Réalisateur : Jean-Pierre
Denis
Avec : Sylvie Testud, Julie-Marie
Parmentier, Isabelle Renauld
2 février 1933, 6 rue Bruyère, au Mans. Les
gendarmes Dézalée et Bouhot, alertés par
l’ancien avoué René Lancelin forcent la porte
du domicile de ce dernier. Retenu par une partie de bridge chez son
beau frère, l’avocat Chambon, Lancelin a trouvé
en rentrant chez lui la porte close. Ni sa femme, ni sa fille, ni
les domestiques, ne répondent. L’avoué est
saisi d’un mauvais
pressentiment.Dézalée entre le premier. Dans le noir, il
distingue les cadavres mutilés de Mme et Melle Lancelin. Les
yeux, arrrachés des orbites, sont éparpillés
à même le sol. On craint alors pour la vie des bonnes.

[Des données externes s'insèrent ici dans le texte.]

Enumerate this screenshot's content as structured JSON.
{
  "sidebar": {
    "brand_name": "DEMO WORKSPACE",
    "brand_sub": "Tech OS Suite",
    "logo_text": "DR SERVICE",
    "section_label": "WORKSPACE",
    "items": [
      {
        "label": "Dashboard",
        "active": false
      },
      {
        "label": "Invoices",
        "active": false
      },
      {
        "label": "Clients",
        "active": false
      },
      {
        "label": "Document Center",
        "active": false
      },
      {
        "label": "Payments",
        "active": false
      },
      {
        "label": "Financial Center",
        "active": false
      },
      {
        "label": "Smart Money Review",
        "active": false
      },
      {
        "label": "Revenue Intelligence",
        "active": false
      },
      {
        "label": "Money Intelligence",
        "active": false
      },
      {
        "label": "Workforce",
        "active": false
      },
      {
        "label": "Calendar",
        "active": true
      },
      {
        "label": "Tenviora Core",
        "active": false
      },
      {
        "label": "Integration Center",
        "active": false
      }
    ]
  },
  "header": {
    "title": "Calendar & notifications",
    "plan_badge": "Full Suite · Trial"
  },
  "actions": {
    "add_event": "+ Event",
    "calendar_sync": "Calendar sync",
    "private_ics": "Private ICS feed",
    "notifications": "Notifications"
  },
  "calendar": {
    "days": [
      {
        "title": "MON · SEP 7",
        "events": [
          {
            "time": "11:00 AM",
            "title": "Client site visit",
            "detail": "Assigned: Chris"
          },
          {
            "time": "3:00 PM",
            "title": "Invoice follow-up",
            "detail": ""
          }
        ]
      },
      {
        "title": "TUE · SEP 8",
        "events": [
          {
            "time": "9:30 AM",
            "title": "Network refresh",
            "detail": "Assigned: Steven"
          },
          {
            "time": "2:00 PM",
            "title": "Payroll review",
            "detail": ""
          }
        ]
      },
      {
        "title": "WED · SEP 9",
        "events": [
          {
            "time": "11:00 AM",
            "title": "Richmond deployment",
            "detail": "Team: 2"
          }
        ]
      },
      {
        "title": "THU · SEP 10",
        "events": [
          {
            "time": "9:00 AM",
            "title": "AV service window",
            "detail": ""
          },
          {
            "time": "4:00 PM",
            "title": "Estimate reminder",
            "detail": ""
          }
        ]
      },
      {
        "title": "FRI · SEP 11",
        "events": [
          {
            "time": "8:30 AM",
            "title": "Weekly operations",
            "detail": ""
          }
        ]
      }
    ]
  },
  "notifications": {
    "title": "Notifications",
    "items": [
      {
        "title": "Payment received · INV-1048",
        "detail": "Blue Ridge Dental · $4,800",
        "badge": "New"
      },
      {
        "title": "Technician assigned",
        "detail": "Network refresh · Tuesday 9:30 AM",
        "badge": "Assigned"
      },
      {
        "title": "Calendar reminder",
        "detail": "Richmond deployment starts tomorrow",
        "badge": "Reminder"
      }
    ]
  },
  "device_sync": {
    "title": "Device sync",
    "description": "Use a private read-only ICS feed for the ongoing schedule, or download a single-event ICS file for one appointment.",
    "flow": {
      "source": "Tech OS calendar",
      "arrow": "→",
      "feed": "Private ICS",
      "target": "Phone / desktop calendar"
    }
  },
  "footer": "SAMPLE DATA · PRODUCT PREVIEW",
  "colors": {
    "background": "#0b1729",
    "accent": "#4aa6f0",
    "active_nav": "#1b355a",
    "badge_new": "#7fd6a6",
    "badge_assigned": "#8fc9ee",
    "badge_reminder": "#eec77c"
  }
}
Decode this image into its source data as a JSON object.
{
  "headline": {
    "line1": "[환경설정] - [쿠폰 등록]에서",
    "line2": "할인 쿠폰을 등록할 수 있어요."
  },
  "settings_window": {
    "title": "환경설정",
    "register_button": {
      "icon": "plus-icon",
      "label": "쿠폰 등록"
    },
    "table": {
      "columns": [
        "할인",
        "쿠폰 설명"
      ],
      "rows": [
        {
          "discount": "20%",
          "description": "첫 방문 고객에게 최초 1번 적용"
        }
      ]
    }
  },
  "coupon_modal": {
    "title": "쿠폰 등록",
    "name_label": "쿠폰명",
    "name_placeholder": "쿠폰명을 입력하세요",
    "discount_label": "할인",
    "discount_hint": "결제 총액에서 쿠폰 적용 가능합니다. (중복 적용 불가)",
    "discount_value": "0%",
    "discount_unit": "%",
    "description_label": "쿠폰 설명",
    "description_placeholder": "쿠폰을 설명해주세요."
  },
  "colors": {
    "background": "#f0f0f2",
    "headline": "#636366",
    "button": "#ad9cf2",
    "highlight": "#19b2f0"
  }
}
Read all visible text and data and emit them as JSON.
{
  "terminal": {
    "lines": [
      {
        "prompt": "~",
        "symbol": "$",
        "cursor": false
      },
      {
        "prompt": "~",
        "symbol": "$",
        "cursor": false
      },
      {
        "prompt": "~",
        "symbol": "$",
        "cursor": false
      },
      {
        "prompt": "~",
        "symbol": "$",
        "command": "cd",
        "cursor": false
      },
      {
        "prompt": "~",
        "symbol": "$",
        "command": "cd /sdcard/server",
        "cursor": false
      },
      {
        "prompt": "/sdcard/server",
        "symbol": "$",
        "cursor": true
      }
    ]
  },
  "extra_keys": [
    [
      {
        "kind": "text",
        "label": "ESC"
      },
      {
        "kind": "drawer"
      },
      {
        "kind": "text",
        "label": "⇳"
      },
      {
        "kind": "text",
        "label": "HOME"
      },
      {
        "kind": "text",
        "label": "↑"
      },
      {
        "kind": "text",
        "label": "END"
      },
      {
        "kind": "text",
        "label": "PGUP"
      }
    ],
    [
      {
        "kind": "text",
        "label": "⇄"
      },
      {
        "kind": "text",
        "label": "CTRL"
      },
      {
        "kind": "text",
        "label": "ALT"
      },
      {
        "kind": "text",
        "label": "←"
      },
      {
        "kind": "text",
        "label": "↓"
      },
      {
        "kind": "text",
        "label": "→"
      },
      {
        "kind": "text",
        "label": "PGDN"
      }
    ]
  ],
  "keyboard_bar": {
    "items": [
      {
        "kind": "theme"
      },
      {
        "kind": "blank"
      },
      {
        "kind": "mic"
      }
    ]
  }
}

Mais au dernier étage, on retrouve Christine et Léa
Papin, serrées nues dans le même lit. Elles
n’auront aucune réticence à avouer le crime.
Toutes les deux. D’une une malle de la chambre, le
journaliste Forestier extrait une brassée de lingerie fine,
dentelle brodée main, qu’envierait la fille la mieux
dotée de la ville. C’est ainsi que débute le "crime des
bonnes". Crime social, vengeance d’une classe de domestiques
particulièrement asservie, ou crime de sœurs
psychotiques et incestueuses..la lumière ne sera jamais
vraiment faite. Mais le mystère de l’affaire Lancelin
a inspiré nombre de débats et d’œuvres
artistiques. Citons Jean Genêt (Les bonnes), Jacques Lacan
(Le crime des sœurs Papin), Claude Chabrol (La
cérémonie), ou Jean-Pierre Denis (Les blessures
assassines).
Pour ceux qui souhaitent un regard historique, je
conseille le récit de Paulette
Houdyer, certes difficile à trouver de nos jours,
L’affaire Papin, Le diable dans la
peau.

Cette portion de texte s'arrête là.